De la peur à la haine

Le ressort qui conduit chez l’extrémiste (Zemmour) porte un nom : la peur. Peur de l’autre. Peur d’un monde qui change plus vite que jamais. Peur de l’avenir. Ce sentiment obsessionnel et irrépressible suintait, dimanche, dans toutes les phrases de l’ex-petit journaliste du Figaro. Lui a trouvé l’unique cause de toutes nos peurs. Appelons-la « les Arabes ». Les mots codés sont répétés à satiété pour ne pas prononcer celui-là : « immigration », « musulman », « islamisme », « terrorisme », « délinquance »… comme symboles et boucs émissaires d’un « autre » venu d’ailleurs et fantasmé, et auquel il faut déclarer une guerre intérieure.

 

Zemmour n’est certainement pas l’héritier de la tradition juive, mais il est clairement l’héritier du passé colonial. Revanchard de la guerre d’Algérie, avatar retardataire de l’OAS. Il regrette un monde où chacun, à l’abri de ses frontières et de ses armes, contemplait l’image qu’il se fait d’une pureté originelle.  » L’origine, ça n’existe pas », disait pourtant le grand historien Marc Bloch.
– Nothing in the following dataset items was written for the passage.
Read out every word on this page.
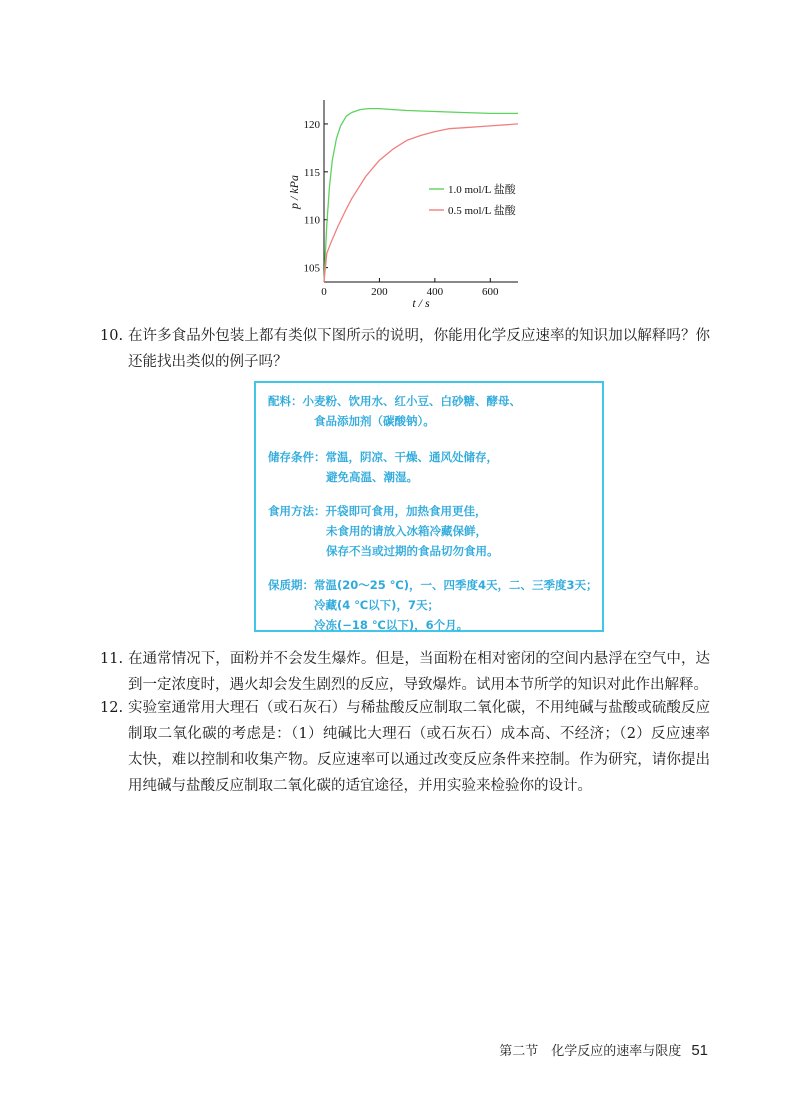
105
110
115
120
0	200	400	600
p / kPa
t / s
1.0 mol/L 盐酸
0.5 mol/L 盐酸
10. 在许多食品外包装上都有类似下图所示的说明，你能用化学反应速率的知识加以解释吗？你还能找出类似的例子吗？
配料：小麦粉、饮用水、红小豆、白砂糖、酵母、
食品添加剂（碳酸钠）。
储存条件：常温，阴凉、干燥、通风处储存，
避免高温、潮湿。
食用方法：开袋即可食用，加热食用更佳，
未食用的请放入冰箱冷藏保鲜，
保存不当或过期的食品切勿食用。
保质期：常温(20～25 ℃)，一、四季度4天，二、三季度3天；
冷藏(4 ℃以下)，7天；
冷冻(−18 ℃以下)，6个月。
11. 在通常情况下，面粉并不会发生爆炸。但是，当面粉在相对密闭的空间内悬浮在空气中，达到一定浓度时，遇火却会发生剧烈的反应，导致爆炸。试用本节所学的知识对此作出解释。
12. 实验室通常用大理石（或石灰石）与稀盐酸反应制取二氧化碳，不用纯碱与盐酸或硫酸反应制取二氧化碳的考虑是：（1）纯碱比大理石（或石灰石）成本高、不经济；（2）反应速率太快，难以控制和收集产物。反应速率可以通过改变反应条件来控制。作为研究，请你提出用纯碱与盐酸反应制取二氧化碳的适宜途径，并用实验来检验你的设计。
第二节　化学反应的速率与限度 51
Il y a toujours un avant, fait de rencontres et de mélanges.

 

Ce que fait Zemmour, c’est convertir ce sentiment de peur en haine. Et pour cela, il crée un récit. Réinventer le monde d’avant serait possible. Il recrute parmi ceux qui ne veulent pas prendre acte de la réalité. Les guerres, les inégalités Nord-Sud – si honteusement perceptibles à propos du vaccin -, les virus et le réchauffement climatique sont balayés. Tout ce qui peut fonder nos vraies peurs, et devrait conduire chez Mélenchon, Jadot ou Fabien Roussel, est jugé trop complexe, pas assez incarné. Mais le pire serait de nier que les changements sont réels. Le métissage des cultures n’est pas une idéologie, c’est un fait irréversible.

 

Mélenchon parle de « créolisation ». Concept qu’il emprunte à Édouard Glissant. Le poète martiniquais la définissait comme « un métissage qui produit de l’imprévisible ». Ce qui peut inquiéter, mais peut aussi exalter un sentiment de liberté et permettre de refonder une société démocratique et humaine qui organise le mélange sans demander aux nouveaux venus qu’ils abjurent leur culture.

 

Ce qui nous ramène à ces intermédiaires dont je parlais à l’instant. La défiance à l’égard de l’autre, qui va devenir la haine chez Zemmour ou Le Pen, commence à droite, chez Macron ou au sein de la vieille gauche. C’est là que les amalgames prennent corps après un attentat islamiste. C’est là que se font les lois dites anti-séparatistes, qui oublient que la séparation est d’abord sociale. C’est là que l’on détourne la laïcité pour en faire une arme antimusulmane.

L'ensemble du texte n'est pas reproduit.